Tuesday 30 December 2008

Improved Antenna to revolutionise mobile battery life

Atif Shamim, revolutionising mobile battery life

­Atif Shamim, an electronics PhD student at Carleton University, has built a prototype that extends the battery life of mobile phones, by getting rid of all the wires used to connect the electronic circuits with the antenna.

The invention involves a packaging technique to connect the antenna with the circuits via a wireless connection between a micro-antenna embedded within the circuits on the chip.

“This has not been tried before - that the circuits are connected to the antenna wirelessly. They’ve been connected through wires and a bunch of other components. That’s where the power gets lost,” Mr. Shamim said.

He estimates his module consumes 12 times less power than the traditional, wired-transmitter module. It is also much simpler in design, lowering the overall cost of any hand-held device, he said.

Mr.

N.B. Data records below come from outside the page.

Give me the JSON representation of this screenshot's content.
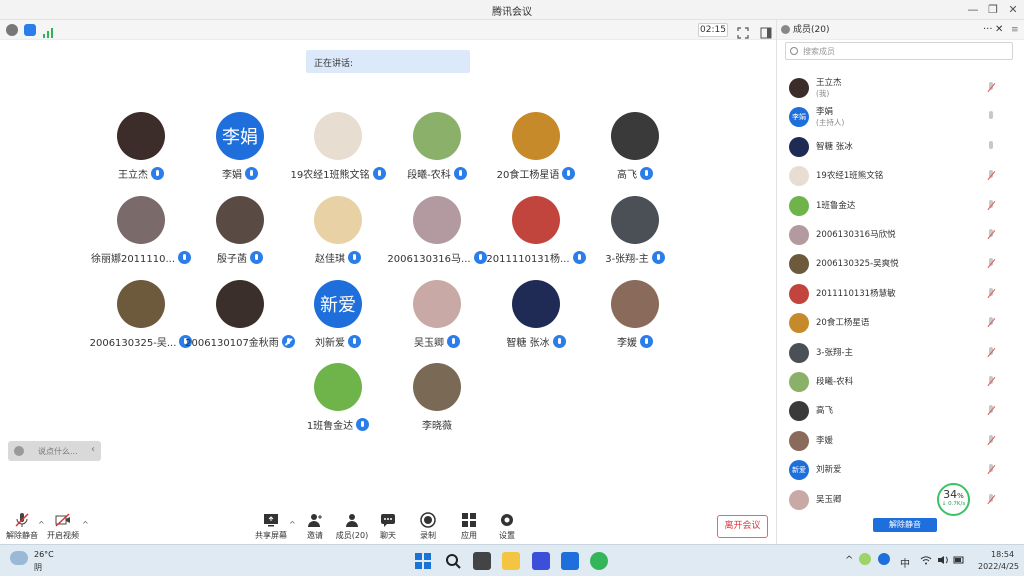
{
  "window": {
    "title": "腾讯会议"
  },
  "meeting": {
    "timer": "02:15",
    "speaking_label": "正在讲话:"
  },
  "participants": [
    {
      "name": "王立杰",
      "mic": "on",
      "avatar_color": "#3d2d2a"
    },
    {
      "name": "李娟",
      "mic": "on",
      "avatar_text": "李娟",
      "avatar_color": "#1e6fdc"
    },
    {
      "name": "19农经1班熊文铭",
      "mic": "on",
      "avatar_color": "#e8ddd1"
    },
    {
      "name": "段曦-农科",
      "mic": "on",
      "avatar_color": "#8ab06a"
    },
    {
      "name": "20食工杨星语",
      "mic": "on",
      "avatar_color": "#c78a2a"
    },
    {
      "name": "高飞",
      "mic": "on",
      "avatar_color": "#3a3a3a"
    },
    {
      "name": "徐丽娜2011110...",
      "mic": "on",
      "avatar_color": "#7a6a6a"
    },
    {
      "name": "殷子菡",
      "mic": "on",
      "avatar_color": "#5a4a44"
    },
    {
      "name": "赵佳琪",
      "mic": "on",
      "avatar_color": "#e9d1a6"
    },
    {
      "name": "2006130316马...",
      "mic": "on",
      "avatar_color": "#b39aa0"
    },
    {
      "name": "2011110131杨...",
      "mic": "on",
      "avatar_color": "#c2453d"
    },
    {
      "name": "3-张翔-主",
      "mic": "on",
      "avatar_color": "#4b4f56"
    },
    {
      "name": "2006130325-吴...",
      "mic": "on",
      "avatar_color": "#6d5a3d"
    },
    {
      "name": "2006130107金秋雨",
      "mic": "off",
      "avatar_color": "#3a2f2a"
    },
    {
      "name": "刘新爱",
      "mic": "on",
      "avatar_text": "新爱",
      "avatar_color": "#1e6fdc"
    },
    {
      "name": "吴玉卿",
      "mic": "on",
      "avatar_color": "#c9a9a6"
    },
    {
      "name": "智糖 张冰",
      "mic": "on",
      "avatar_color": "#1f2a55"
    },
    {
      "name": "李媛",
      "mic": "on",
      "avatar_color": "#8a6a5a"
    },
    {
      "name": "1班鲁金达",
      "mic": "on",
      "avatar_color": "#6fb44a"
    },
    {
      "name": "李晓薇",
      "mic": "none",
      "avatar_color": "#7a6a55"
    }
  ],
  "chat_hint": {
    "placeholder": "说点什么..."
  },
  "controls": {
    "unmute": "解除静音",
    "start_video": "开启视频",
    "share_screen": "共享屏幕",
    "invite": "邀请",
    "members": "成员(20)",
    "chat": "聊天",
    "record": "录制",
    "apps": "应用",
    "settings": "设置",
    "leave": "离开会议"
  },
  "panel": {
    "title": "成员(20)",
    "search_placeholder": "搜索成员",
    "unmute_all": "解除静音",
    "members": [
      {
        "name": "王立杰",
        "sub": "(我)",
        "mic": "off",
        "avatar_color": "#3d2d2a"
      },
      {
        "name": "李娟",
        "sub": "(主持人)",
        "mic": "idle",
        "avatar_text": "李娟",
        "avatar_color": "#1e6fdc"
      },
      {
        "name": "智糖 张冰",
        "sub": "",
        "mic": "idle",
        "avatar_color": "#1f2a55"
      },
      {
        "name": "19农经1班熊文铭",
        "sub": "",
        "mic": "off",
        "avatar_color": "#e8ddd1"
      },
      {
        "name": "1班鲁金达",
        "sub": "",
        "mic": "off",
        "avatar_color": "#6fb44a"
      },
      {
        "name": "2006130316马欣悦",
        "sub": "",
        "mic": "off",
        "avatar_color": "#b39aa0"
      },
      {
        "name": "2006130325-吴爽悦",
        "sub": "",
        "mic": "off",
        "avatar_color": "#6d5a3d"
      },
      {
        "name": "2011110131杨慧敏",
        "sub": "",
        "mic": "off",
        "avatar_color": "#c2453d"
      },
      {
        "name": "20食工杨星语",
        "sub": "",
        "mic": "off",
        "avatar_color": "#c78a2a"
      },
      {
        "name": "3-张翔-主",
        "sub": "",
        "mic": "off",
        "avatar_color": "#4b4f56"
      },
      {
        "name": "段曦-农科",
        "sub": "",
        "mic": "off",
        "avatar_color": "#8ab06a"
      },
      {
        "name": "高飞",
        "sub": "",
        "mic": "off",
        "avatar_color": "#3a3a3a"
      },
      {
        "name": "李媛",
        "sub": "",
        "mic": "off",
        "avatar_color": "#8a6a5a"
      },
      {
        "name": "刘新爱",
        "sub": "",
        "mic": "off",
        "avatar_text": "新爱",
        "avatar_color": "#1e6fdc"
      },
      {
        "name": "吴玉卿",
        "sub": "",
        "mic": "off",
        "avatar_color": "#c9a9a6"
      }
    ]
  },
  "network": {
    "percent": "34",
    "percent_unit": "%",
    "speed": "↓ 0.7K/s"
  },
  "taskbar": {
    "weather_temp": "26°C",
    "weather_desc": "阴",
    "ime": "中",
    "time": "18:54",
    "date": "2022/4/25"
  }
}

Shamim has filed patent applications in the U.S. and in Canada.

Earlier this year, the Ottawa Centre for Research and Innovation honoured Mr. Shamim and Mr. Arsalan as student researchers of the year for their work in the field of wireless biomedical sensors.

Shamim says his major goals for the innovation still lie in biomedical applications, including his original radiation sensors as well as remote healthcare sensors to monitor heart-rate, blood pressure and body temperature. He and Arsalan have also started up a company called Vital Signs Monitoring, and the two have already filed patents for the technology they developed. Clearly he has come a long way from when he first came to Canada, but he says his goals are still the same.

"My aim when I came here was to get some real skills in this domain, learn some new things and be an expert of something that would be valuable for me to find employment," said Shamim. "I was looking for a neat application for these small transmitters. ...That's where the trend is: make it cheaper, smaller, more efficient, so I think this is a good step towards that."